We suggest that the establishment of self-help and breast cancer support group at the local level could be an important source of support for women receiving chemotherapy treatment. This kind of support group should be integrated into routine breast care practice thus making the experience of chemotherapy treatment for women less traumatic while contributing to a better quality of life.
Chemotherapy brought about traumatic experiences to women with breast cancer and they faced difficulties in living a normal life. Despite their sufferings, these women act in their own agency and look for means that they can hope to continue their lives as a ‘normal woman’ (Hassett et al., 2006). Our findings contribute to a better understanding about the physical and emotional experiences of chemotherapy among women with breast cancer in rural community of Thailand. These findings add to existing literature regarding the lived experience of women with breast cancer in a non-Western context. They should assist nurses and other health care providers to develop appropriate strategies to help the women dealing with difficulties that they have to encounter during chemotherapy treatment, so that they would suffer less during the vulnerable period of their breast cancer trajectory.
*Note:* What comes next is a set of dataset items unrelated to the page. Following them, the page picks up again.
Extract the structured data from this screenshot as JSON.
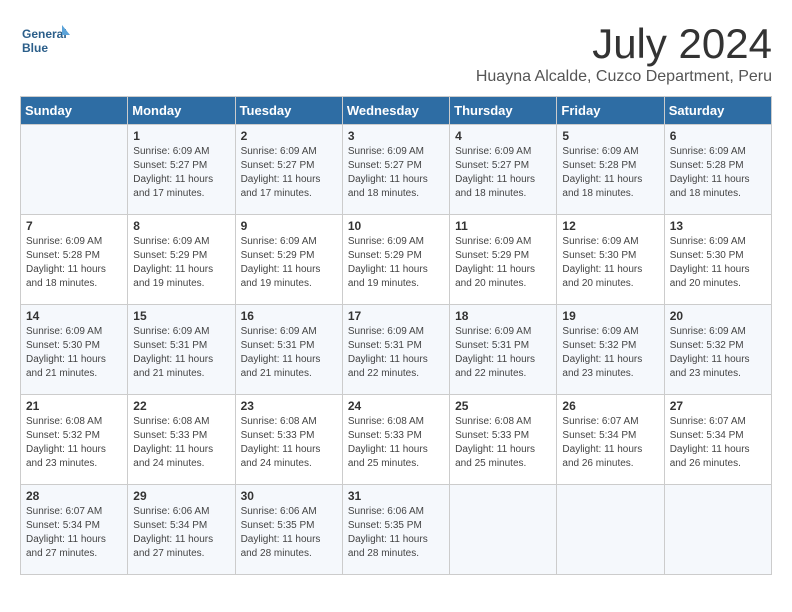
{
  "header": {
    "logo_line1": "General",
    "logo_line2": "Blue",
    "month": "July 2024",
    "location": "Huayna Alcalde, Cuzco Department, Peru"
  },
  "columns": [
    "Sunday",
    "Monday",
    "Tuesday",
    "Wednesday",
    "Thursday",
    "Friday",
    "Saturday"
  ],
  "weeks": [
    [
      {
        "day": "",
        "info": ""
      },
      {
        "day": "1",
        "info": "Sunrise: 6:09 AM\nSunset: 5:27 PM\nDaylight: 11 hours\nand 17 minutes."
      },
      {
        "day": "2",
        "info": "Sunrise: 6:09 AM\nSunset: 5:27 PM\nDaylight: 11 hours\nand 17 minutes."
      },
      {
        "day": "3",
        "info": "Sunrise: 6:09 AM\nSunset: 5:27 PM\nDaylight: 11 hours\nand 18 minutes."
      },
      {
        "day": "4",
        "info": "Sunrise: 6:09 AM\nSunset: 5:27 PM\nDaylight: 11 hours\nand 18 minutes."
      },
      {
        "day": "5",
        "info": "Sunrise: 6:09 AM\nSunset: 5:28 PM\nDaylight: 11 hours\nand 18 minutes."
      },
      {
        "day": "6",
        "info": "Sunrise: 6:09 AM\nSunset: 5:28 PM\nDaylight: 11 hours\nand 18 minutes."
      }
    ],
    [
      {
        "day": "7",
        "info": "Sunrise: 6:09 AM\nSunset: 5:28 PM\nDaylight: 11 hours\nand 18 minutes."
      },
      {
        "day": "8",
        "info": "Sunrise: 6:09 AM\nSunset: 5:29 PM\nDaylight: 11 hours\nand 19 minutes."
      },
      {
        "day": "9",
        "info": "Sunrise: 6:09 AM\nSunset: 5:29 PM\nDaylight: 11 hours\nand 19 minutes."
      },
      {
        "day": "10",
        "info": "Sunrise: 6:09 AM\nSunset: 5:29 PM\nDaylight: 11 hours\nand 19 minutes."
      },
      {
        "day": "11",
        "info": "Sunrise: 6:09 AM\nSunset: 5:29 PM\nDaylight: 11 hours\nand 20 minutes."
      },
      {
        "day": "12",
        "info": "Sunrise: 6:09 AM\nSunset: 5:30 PM\nDaylight: 11 hours\nand 20 minutes."
      },
      {
        "day": "13",
        "info": "Sunrise: 6:09 AM\nSunset: 5:30 PM\nDaylight: 11 hours\nand 20 minutes."
      }
    ],
    [
      {
        "day": "14",
        "info": "Sunrise: 6:09 AM\nSunset: 5:30 PM\nDaylight: 11 hours\nand 21 minutes."
      },
      {
        "day": "15",
        "info": "Sunrise: 6:09 AM\nSunset: 5:31 PM\nDaylight: 11 hours\nand 21 minutes."
      },
      {
        "day": "16",
        "info": "Sunrise: 6:09 AM\nSunset: 5:31 PM\nDaylight: 11 hours\nand 21 minutes."
      },
      {
        "day": "17",
        "info": "Sunrise: 6:09 AM\nSunset: 5:31 PM\nDaylight: 11 hours\nand 22 minutes."
      },
      {
        "day": "18",
        "info": "Sunrise: 6:09 AM\nSunset: 5:31 PM\nDaylight: 11 hours\nand 22 minutes."
      },
      {
        "day": "19",
        "info": "Sunrise: 6:09 AM\nSunset: 5:32 PM\nDaylight: 11 hours\nand 23 minutes."
      },
      {
        "day": "20",
        "info": "Sunrise: 6:09 AM\nSunset: 5:32 PM\nDaylight: 11 hours\nand 23 minutes."
      }
    ],
    [
      {
        "day": "21",
        "info": "Sunrise: 6:08 AM\nSunset: 5:32 PM\nDaylight: 11 hours\nand 23 minutes."
      },
      {
        "day": "22",
        "info": "Sunrise: 6:08 AM\nSunset: 5:33 PM\nDaylight: 11 hours\nand 24 minutes."
      },
      {
        "day": "23",
        "info": "Sunrise: 6:08 AM\nSunset: 5:33 PM\nDaylight: 11 hours\nand 24 minutes."
      },
      {
        "day": "24",
        "info": "Sunrise: 6:08 AM\nSunset: 5:33 PM\nDaylight: 11 hours\nand 25 minutes."
      },
      {
        "day": "25",
        "info": "Sunrise: 6:08 AM\nSunset: 5:33 PM\nDaylight: 11 hours\nand 25 minutes."
      },
      {
        "day": "26",
        "info": "Sunrise: 6:07 AM\nSunset: 5:34 PM\nDaylight: 11 hours\nand 26 minutes."
      },
      {
        "day": "27",
        "info": "Sunrise: 6:07 AM\nSunset: 5:34 PM\nDaylight: 11 hours\nand 26 minutes."
      }
    ],
    [
      {
        "day": "28",
        "info": "Sunrise: 6:07 AM\nSunset: 5:34 PM\nDaylight: 11 hours\nand 27 minutes."
      },
      {
        "day": "29",
        "info": "Sunrise: 6:06 AM\nSunset: 5:34 PM\nDaylight: 11 hours\nand 27 minutes."
      },
      {
        "day": "30",
        "info": "Sunrise: 6:06 AM\nSunset: 5:35 PM\nDaylight: 11 hours\nand 28 minutes."
      },
      {
        "day": "31",
        "info": "Sunrise: 6:06 AM\nSunset: 5:35 PM\nDaylight: 11 hours\nand 28 minutes."
      },
      {
        "day": "",
        "info": ""
      },
      {
        "day": "",
        "info": ""
      },
      {
        "day": "",
        "info": ""
      }
    ]
  ]
}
Our findings suggest that continual support is needed for the women to reduce the difficulties they might encounter. Support groups should be established for these women when receiving and completing chemotherapy treatment. Such practice needs to be integrated in the routine procedures offered by nurses and other health care providers. Women with breast cancer might therefore suffer lesser impact and trauma from such treatment, which would lead to a better quality of life among the women.